Spectrum is one of the most transparent internet service providers out there. And we love the fact that they don’t saddle their customers with a monthly data cap. The cool part is that the company offers competitive pricing for most of their data plans, so you wouldn’t have to dig too dip into your savings to jump on their services. With Spectrum, you’ll get over 100Mbps under $50.
Verizon Fios has a lot of amazing things going for them. And if you’re fed up with the hassles that come with data caps, you’ll not be disappointed to give this company a try. With Verizon FiOS, you’ll get up to 1GB with no monthly data limit.
Frontier has joined the bandwagon of internet service providers with no data cap. With this incredible company, you’ll enjoy internet speeds up to 100Mbps for only $39.99 per month. If this isn’t the best deal, we don’t know what else is.
We have come to love this company not just because of their no data cap policy but also because of their fantastic internet speed. Thanks to Windstream, customers will enjoy gigabyte speeds for less than $60 within the first year and $75 per month after the promotional period.
Providers that let you add unlimited plans for an additional cost
Are you interested in unlimited data plans that let you surf the internet and stream your favorite music and movies without the fear of exceeding your data cap? Then you’re in luck today as we have found some providers with some of the best-unlimited deals you cannot say no to. Here, check out some of them.
AT&T: This company lets customers add an unlimited data plan for an extra $30 per month
Cox: With Cox, customers get to enjoy unlimited data for an extra $50 per month
Buckeye Broadband: Give this internet service provider a try and enjoy unlimited data for an extra $30 per month.
Shentel: Just like some of the ISPs mentioned above, Shentel allows you to add unlimited data for an additional $30 per month.
Frequently asked questions
What happens when I cross my data cap?
Well, this depends on your internet service provider. Some providers may charge you extra; some may reduce your internet speed while others may stop your internet connection altogether.

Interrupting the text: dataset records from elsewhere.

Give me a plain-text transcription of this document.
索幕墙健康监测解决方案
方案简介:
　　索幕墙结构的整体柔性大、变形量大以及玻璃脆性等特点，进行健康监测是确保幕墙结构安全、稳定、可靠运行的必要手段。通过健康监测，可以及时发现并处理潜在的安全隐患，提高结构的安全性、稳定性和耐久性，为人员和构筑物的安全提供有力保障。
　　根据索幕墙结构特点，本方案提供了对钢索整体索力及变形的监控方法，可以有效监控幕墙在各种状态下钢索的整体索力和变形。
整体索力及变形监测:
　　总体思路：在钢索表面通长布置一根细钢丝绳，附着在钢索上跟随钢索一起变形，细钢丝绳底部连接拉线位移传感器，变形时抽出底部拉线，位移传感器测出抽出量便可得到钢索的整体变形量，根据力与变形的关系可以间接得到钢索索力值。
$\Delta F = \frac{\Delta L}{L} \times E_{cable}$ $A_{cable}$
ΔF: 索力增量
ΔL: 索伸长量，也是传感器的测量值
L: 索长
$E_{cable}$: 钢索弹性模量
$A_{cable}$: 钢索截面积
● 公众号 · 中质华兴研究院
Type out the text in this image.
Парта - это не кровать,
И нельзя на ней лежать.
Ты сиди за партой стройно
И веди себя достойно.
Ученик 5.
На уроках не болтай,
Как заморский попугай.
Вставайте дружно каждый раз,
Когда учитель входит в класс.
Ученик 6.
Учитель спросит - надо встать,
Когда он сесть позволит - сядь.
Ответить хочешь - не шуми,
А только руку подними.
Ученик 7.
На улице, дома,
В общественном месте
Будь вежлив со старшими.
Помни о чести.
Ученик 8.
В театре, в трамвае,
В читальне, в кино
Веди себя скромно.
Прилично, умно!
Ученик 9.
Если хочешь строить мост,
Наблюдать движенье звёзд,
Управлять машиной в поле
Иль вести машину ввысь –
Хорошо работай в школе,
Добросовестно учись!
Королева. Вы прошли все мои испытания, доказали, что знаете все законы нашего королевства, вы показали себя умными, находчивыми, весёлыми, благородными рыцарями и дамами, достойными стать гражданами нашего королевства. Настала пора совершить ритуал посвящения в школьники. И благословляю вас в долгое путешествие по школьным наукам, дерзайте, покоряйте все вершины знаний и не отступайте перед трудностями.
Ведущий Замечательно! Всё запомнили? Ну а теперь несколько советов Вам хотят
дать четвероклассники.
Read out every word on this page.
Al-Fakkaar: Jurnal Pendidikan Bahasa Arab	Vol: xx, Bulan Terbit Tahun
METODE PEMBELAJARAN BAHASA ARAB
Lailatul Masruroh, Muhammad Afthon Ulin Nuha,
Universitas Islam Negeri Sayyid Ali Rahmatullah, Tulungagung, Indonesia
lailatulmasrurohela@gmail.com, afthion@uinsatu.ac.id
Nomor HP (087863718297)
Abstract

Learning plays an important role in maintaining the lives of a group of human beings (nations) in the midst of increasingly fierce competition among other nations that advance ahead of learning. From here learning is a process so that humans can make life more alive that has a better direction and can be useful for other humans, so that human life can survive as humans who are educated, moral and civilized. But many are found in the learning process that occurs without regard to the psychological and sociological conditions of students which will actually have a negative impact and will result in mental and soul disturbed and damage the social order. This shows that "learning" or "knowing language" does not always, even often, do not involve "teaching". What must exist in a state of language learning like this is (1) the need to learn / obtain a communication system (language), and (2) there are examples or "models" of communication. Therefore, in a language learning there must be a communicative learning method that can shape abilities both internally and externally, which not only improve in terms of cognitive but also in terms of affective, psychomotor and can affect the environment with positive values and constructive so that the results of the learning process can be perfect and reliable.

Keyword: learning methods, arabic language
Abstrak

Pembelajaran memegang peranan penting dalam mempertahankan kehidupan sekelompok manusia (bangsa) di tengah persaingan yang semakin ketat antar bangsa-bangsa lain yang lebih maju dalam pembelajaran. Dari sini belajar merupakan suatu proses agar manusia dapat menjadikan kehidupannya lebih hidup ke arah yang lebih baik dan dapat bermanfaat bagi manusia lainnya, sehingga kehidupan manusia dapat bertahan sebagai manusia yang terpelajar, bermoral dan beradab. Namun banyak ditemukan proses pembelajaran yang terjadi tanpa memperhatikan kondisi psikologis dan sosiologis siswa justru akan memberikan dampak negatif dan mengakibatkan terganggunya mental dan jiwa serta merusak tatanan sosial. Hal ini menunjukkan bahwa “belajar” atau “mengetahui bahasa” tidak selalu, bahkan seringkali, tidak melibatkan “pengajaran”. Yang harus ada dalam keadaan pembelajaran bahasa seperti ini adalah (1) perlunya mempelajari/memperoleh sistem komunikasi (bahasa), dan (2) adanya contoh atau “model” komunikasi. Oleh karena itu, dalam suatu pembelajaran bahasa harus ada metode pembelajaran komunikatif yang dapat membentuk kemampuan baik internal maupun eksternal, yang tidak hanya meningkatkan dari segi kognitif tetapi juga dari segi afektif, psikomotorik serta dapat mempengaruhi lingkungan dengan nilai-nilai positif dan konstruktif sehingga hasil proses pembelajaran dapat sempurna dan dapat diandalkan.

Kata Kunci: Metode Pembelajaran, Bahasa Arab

What does speed throttling mean?
Speed throttling is the deliberate attempt by your internet provider to slow your internet speed when you exceed your data cap.
Why do providers use data caps?
There has been a lot of argument as to why providers use data caps. According to ISPs, they use data caps to prevent network congestion.
With many providers including data caps as part of their services, finding a provider with a no data cap policy is quite challenging. That said, we have listed a few tips on how to manage your data, so you don’t exceed your data cap. If this doesn’t work for you, you can opt for a provider that lets you add unlimited data for an additional cost.